Açıklamada, "Cumhuriyet Gazetesi 29 Mayıs 2015 tarihli “MİT Tırları” haberiyle çok önemli bir gazetecilik başarısına imza atmıştır. Bu haberde halkın önüne serilen delillerle tırlarda silah taşındığı, silahların ilaç gibi bir takım malzemelerin altına saklandığı, tırlarda taşınanın siyasi iktidarın söylediği gibi “insani yardım malzemesi” olmadığı görülmüştür.

Silahların ilaç gibi yaşamsal malzemelerin altına saklanması, sağlığın ölüm makinalarının taşınmasına alet edilmesi utanç vericidir, suçtur.

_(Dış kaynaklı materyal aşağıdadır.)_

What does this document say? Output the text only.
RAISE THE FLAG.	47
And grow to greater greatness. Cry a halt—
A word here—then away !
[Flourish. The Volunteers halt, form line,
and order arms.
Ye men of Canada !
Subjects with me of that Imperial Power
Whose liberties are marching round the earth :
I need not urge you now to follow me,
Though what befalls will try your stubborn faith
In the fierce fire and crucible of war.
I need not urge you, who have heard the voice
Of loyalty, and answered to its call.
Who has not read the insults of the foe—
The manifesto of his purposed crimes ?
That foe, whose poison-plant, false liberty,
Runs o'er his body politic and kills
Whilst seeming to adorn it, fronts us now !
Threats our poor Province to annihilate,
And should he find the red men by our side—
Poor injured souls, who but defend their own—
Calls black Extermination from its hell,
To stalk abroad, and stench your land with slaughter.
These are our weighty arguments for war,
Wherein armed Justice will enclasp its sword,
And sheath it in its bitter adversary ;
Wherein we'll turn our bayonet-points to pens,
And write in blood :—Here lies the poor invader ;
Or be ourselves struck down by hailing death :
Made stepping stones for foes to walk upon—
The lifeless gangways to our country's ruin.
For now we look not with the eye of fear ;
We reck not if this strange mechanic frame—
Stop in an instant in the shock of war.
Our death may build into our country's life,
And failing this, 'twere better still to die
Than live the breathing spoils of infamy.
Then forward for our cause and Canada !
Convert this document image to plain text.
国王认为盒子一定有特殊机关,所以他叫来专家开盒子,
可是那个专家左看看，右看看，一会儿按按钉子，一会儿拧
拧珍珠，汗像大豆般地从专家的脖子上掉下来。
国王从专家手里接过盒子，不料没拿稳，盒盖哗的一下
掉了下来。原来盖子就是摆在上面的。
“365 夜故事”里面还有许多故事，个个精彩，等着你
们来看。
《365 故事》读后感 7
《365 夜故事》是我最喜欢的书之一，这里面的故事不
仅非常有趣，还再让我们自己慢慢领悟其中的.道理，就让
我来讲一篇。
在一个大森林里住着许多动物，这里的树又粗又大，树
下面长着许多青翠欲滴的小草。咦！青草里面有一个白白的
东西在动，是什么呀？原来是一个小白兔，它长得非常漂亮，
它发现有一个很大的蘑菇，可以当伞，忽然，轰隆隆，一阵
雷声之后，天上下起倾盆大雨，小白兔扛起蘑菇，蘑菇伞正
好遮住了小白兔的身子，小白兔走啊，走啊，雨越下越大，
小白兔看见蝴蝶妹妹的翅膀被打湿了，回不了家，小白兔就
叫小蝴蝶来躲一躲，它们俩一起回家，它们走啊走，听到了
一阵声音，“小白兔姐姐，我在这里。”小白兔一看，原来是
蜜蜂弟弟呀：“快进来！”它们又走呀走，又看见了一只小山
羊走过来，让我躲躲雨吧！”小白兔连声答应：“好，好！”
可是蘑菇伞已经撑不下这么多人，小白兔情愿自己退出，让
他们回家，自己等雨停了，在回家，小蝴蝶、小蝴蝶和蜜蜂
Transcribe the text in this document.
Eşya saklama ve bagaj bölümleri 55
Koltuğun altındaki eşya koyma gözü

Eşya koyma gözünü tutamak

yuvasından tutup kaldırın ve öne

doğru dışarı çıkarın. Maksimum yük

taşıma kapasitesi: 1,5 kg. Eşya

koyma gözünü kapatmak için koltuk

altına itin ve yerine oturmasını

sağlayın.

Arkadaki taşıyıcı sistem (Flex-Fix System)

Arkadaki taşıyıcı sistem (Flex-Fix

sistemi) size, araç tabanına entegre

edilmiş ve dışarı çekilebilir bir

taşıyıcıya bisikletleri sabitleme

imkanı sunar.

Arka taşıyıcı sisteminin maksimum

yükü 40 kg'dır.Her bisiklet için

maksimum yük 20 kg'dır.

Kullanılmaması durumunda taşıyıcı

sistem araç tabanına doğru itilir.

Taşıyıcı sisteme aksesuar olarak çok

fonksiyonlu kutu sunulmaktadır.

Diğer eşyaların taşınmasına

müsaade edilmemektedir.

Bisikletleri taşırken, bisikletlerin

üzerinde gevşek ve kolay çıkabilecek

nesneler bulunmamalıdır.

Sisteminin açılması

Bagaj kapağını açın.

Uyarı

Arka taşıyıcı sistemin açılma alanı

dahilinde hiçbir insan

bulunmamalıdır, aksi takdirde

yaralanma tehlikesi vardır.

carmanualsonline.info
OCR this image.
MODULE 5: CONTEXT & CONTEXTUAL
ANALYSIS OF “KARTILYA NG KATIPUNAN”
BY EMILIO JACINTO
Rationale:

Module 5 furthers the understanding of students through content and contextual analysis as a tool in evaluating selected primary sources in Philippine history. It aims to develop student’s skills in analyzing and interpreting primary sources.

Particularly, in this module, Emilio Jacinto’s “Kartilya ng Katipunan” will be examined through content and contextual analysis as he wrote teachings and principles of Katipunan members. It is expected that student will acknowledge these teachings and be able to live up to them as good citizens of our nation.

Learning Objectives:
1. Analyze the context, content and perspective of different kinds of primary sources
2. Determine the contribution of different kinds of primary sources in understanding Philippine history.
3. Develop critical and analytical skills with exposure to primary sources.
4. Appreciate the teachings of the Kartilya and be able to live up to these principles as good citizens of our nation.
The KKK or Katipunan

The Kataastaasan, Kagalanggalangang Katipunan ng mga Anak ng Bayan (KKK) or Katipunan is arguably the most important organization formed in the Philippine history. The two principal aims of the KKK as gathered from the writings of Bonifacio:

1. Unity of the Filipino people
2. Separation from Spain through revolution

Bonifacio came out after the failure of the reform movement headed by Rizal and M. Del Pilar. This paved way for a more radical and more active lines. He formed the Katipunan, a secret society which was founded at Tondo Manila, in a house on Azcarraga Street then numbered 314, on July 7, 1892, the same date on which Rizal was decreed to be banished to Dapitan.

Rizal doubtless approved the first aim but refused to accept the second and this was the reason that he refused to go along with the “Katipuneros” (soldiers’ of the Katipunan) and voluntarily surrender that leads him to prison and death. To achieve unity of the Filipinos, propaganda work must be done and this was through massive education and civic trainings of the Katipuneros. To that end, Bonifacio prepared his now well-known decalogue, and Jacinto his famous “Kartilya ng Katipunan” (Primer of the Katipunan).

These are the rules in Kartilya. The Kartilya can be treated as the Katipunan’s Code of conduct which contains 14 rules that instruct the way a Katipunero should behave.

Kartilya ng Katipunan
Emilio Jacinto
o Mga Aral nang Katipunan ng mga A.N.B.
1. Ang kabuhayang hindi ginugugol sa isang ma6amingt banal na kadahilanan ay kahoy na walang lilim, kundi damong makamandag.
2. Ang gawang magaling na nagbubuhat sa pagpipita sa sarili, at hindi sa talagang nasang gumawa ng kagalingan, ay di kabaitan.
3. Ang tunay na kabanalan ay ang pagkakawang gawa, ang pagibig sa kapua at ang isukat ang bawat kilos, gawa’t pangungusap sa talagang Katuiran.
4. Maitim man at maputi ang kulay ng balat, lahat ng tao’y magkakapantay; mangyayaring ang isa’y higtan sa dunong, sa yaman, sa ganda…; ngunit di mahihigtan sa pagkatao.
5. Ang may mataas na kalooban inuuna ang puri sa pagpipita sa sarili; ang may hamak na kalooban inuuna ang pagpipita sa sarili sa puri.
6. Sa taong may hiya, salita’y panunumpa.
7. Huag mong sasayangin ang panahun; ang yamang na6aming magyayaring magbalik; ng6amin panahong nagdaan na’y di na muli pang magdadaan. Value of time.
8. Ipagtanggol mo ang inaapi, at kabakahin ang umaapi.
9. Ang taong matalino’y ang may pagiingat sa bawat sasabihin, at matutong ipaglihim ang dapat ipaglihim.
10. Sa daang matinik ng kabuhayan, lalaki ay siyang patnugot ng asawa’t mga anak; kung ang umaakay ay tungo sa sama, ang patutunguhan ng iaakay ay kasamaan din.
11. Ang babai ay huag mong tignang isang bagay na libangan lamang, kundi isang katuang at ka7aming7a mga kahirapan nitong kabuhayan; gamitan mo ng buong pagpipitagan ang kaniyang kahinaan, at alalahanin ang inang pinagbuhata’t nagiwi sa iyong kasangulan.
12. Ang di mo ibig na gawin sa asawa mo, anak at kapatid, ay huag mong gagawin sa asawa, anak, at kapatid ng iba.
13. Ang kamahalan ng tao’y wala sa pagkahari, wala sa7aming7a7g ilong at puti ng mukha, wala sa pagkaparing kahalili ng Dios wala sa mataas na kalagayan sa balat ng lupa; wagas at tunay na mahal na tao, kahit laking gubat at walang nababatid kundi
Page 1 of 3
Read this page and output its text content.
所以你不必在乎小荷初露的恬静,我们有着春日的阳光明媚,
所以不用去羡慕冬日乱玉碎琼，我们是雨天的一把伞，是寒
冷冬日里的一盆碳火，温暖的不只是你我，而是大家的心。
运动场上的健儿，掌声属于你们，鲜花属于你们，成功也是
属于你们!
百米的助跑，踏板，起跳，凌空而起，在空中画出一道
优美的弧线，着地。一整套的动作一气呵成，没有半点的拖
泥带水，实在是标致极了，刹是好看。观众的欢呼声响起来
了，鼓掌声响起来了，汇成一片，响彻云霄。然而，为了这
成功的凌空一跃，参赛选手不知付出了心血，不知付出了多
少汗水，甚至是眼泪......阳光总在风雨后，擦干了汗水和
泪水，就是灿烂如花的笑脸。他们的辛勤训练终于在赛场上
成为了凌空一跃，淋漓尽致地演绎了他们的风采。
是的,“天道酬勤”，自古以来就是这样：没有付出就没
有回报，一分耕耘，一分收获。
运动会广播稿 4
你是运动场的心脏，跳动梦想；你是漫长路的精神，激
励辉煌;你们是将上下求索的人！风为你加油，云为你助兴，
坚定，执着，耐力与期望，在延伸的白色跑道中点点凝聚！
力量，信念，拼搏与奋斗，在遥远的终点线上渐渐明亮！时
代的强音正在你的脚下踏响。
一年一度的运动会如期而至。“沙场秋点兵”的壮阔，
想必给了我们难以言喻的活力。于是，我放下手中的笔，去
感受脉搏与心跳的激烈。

Cumhuriyet’in gösterdiği gazetecilik anlayışı tam da halkın ihtiyacı olan gazeteciliktir. Basın özgürlüğüne, halkın haber alma özgürlüğüne, bu gazetecilik anlayışına ekmek gibi, su gibi ihtiyacımız var.

Haberin yayınlanmasından sonra yaşananlar ibret vericidir. Cumhuriyet Gazetesi ve Can Dündar Cumhurbaşkanı ve Başbakan'ın hedefi haline gelmiş, casuslukla, Devlet sırlarını ifşa etmekle suçlanmışlardır. Son olarak Cumhurbaşkanı'nın Can Dündar için söylediği “bedelini ağır ödeyecek, öyle bırakmam onu” sözleri korkunçtur.

Bundan sonra Cumhuriyet Gazetesi ya da Can Dündar’ın başına herhangi bir şey gelmesi durumunda sorumluluk Cumhurbaşkanı ve Başbakan’a ait olacaktır.

Bir Cumhurbaşkanı bir gazeteci için bunları söylüyorsa Türkiye'de basın özgürlüğünden, demokrasiden söz edilemeyeceği açıktır. İktidar sahiplerinin bu dili tutturduğu rejimlerin adı “demokrasi” değildir! Cumhuriyet Gazetesi ve Can Dündar'ı gazetecilik başarısı nedeniyle kutlarız. Mesleklerinin gereğini yaptıkları için tehdit edilmeleri, saldırıya uğramaları kabul edilemez. Basın özgürlüğü, halkın haber alma hakkı kendimiz ve yurttaşlarımız için yaşamsaldır." denildi.